Family and friends paid final tributes to the devoted educator Oct. 10 at Gillfield Baptist Church in Petersburg.

Growing up in Petersburg, Ms. Cosby began an education career that spanned more than 45 years after graduating from Peabody High School and earning a bachelor’s in elementary education from Virginia State University in 1962.

She began her work in early childhood education at Bellevue Elementary School in Church Hill.

After adding a master’s degree from VSU in early childhood education in 1971, Ms. Cosby went on to become the coordinator of Head Start for Richmond Public Schools, and later the director of the program.

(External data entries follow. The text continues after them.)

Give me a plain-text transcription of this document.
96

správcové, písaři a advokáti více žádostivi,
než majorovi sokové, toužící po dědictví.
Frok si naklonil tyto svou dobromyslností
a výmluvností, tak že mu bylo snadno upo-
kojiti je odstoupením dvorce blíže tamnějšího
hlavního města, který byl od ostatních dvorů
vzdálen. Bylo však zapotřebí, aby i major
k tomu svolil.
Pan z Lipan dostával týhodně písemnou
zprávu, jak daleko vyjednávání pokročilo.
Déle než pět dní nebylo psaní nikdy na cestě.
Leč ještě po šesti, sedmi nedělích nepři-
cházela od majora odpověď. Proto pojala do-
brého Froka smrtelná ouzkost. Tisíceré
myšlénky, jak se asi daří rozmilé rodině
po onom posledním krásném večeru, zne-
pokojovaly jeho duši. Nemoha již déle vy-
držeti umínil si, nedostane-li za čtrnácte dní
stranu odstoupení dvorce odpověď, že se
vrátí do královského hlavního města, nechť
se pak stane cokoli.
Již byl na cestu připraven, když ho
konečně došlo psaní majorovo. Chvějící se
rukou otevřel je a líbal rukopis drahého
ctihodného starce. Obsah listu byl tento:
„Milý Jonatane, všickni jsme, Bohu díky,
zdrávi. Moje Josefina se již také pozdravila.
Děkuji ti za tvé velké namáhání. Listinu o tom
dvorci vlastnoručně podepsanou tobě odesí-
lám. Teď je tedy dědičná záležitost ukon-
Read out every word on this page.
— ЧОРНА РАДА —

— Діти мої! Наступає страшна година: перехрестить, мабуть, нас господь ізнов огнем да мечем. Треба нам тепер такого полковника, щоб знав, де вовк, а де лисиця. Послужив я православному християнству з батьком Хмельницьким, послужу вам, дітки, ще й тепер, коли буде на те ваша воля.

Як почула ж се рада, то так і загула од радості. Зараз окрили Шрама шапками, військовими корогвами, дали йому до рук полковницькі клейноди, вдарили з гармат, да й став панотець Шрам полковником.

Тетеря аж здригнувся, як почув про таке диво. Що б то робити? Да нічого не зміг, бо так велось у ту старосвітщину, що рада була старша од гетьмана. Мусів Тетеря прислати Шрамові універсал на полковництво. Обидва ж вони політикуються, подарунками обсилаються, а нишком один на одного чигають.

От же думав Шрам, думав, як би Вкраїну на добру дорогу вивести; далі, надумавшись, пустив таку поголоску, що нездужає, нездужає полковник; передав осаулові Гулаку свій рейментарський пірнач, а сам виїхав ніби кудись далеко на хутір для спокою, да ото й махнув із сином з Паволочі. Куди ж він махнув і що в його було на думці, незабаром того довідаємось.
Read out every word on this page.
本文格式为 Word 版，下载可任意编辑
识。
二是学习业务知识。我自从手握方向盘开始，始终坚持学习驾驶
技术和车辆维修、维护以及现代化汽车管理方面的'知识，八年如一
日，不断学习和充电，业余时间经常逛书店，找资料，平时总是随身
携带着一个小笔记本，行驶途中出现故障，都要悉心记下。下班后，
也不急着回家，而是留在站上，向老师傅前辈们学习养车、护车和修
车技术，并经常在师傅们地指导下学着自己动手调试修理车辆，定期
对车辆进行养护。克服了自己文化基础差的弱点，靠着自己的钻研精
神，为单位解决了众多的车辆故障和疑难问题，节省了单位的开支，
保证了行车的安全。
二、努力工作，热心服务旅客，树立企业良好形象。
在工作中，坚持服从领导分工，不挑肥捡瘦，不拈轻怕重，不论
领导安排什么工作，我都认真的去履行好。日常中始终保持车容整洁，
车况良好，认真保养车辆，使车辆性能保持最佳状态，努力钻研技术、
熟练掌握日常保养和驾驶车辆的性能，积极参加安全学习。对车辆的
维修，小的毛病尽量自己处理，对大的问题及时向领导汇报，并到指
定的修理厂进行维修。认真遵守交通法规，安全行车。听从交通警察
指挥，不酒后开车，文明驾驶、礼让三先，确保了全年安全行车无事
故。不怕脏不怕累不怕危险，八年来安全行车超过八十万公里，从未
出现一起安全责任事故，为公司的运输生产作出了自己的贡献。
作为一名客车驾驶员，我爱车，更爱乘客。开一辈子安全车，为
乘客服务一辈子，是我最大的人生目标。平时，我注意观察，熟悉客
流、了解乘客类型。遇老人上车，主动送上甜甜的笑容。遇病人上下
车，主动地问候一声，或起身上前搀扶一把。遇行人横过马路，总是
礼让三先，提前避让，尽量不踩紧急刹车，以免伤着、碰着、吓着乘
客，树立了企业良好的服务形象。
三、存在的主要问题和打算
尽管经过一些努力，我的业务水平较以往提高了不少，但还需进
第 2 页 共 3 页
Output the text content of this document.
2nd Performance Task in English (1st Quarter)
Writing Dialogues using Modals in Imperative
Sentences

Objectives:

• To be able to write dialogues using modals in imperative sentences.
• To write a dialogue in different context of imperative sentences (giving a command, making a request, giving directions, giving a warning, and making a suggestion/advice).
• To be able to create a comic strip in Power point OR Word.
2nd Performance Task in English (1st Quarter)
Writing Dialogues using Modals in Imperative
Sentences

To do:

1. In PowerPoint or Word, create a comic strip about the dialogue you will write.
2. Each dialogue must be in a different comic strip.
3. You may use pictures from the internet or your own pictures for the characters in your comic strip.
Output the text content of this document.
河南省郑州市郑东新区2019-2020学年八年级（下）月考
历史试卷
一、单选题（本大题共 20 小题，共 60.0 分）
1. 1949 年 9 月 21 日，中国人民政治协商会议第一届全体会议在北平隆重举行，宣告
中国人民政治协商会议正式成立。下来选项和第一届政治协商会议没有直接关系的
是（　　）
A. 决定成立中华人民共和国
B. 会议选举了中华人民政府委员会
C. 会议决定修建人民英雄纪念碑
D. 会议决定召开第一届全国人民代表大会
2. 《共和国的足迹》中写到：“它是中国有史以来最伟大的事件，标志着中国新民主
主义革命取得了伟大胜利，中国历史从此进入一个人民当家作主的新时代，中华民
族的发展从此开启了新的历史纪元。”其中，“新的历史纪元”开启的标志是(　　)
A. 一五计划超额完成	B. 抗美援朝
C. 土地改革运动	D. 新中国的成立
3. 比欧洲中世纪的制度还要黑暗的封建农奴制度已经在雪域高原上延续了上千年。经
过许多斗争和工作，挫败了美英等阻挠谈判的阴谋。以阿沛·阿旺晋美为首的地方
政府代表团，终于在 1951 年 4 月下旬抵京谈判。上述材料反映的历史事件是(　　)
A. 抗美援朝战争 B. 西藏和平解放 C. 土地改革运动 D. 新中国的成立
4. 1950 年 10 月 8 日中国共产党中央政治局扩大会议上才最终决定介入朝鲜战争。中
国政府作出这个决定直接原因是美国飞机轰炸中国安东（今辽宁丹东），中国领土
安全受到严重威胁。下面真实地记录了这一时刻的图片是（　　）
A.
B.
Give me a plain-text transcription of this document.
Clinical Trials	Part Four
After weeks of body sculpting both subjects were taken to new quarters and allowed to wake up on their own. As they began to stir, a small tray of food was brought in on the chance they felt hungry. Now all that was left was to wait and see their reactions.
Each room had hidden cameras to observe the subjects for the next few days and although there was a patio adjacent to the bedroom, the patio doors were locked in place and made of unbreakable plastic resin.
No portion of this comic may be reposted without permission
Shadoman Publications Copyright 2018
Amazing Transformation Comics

Ms. Cosby earned recognition from federal oversight entities as a top Head Start director who operated a high-quality program for preschool children and their families, and frequently conducted program reviews and mentored program directors in other communities.

Ms. Cosby was a member of the Petersburg Alumnae Chapter of Delta Sigma Theta Sorority, the Petersburg Symphony Women’s Committee and The Queens.

She also was active at Union Grove Baptist Church in Chesterfield County. She served on the Anniversary Planning and Building committees and led the Children’s Story Time.

Survivors include her daughter, Karen Lynne Cosby of Rockville, Md., and a brother, Jerome W. Randolph of Me- chanicsville.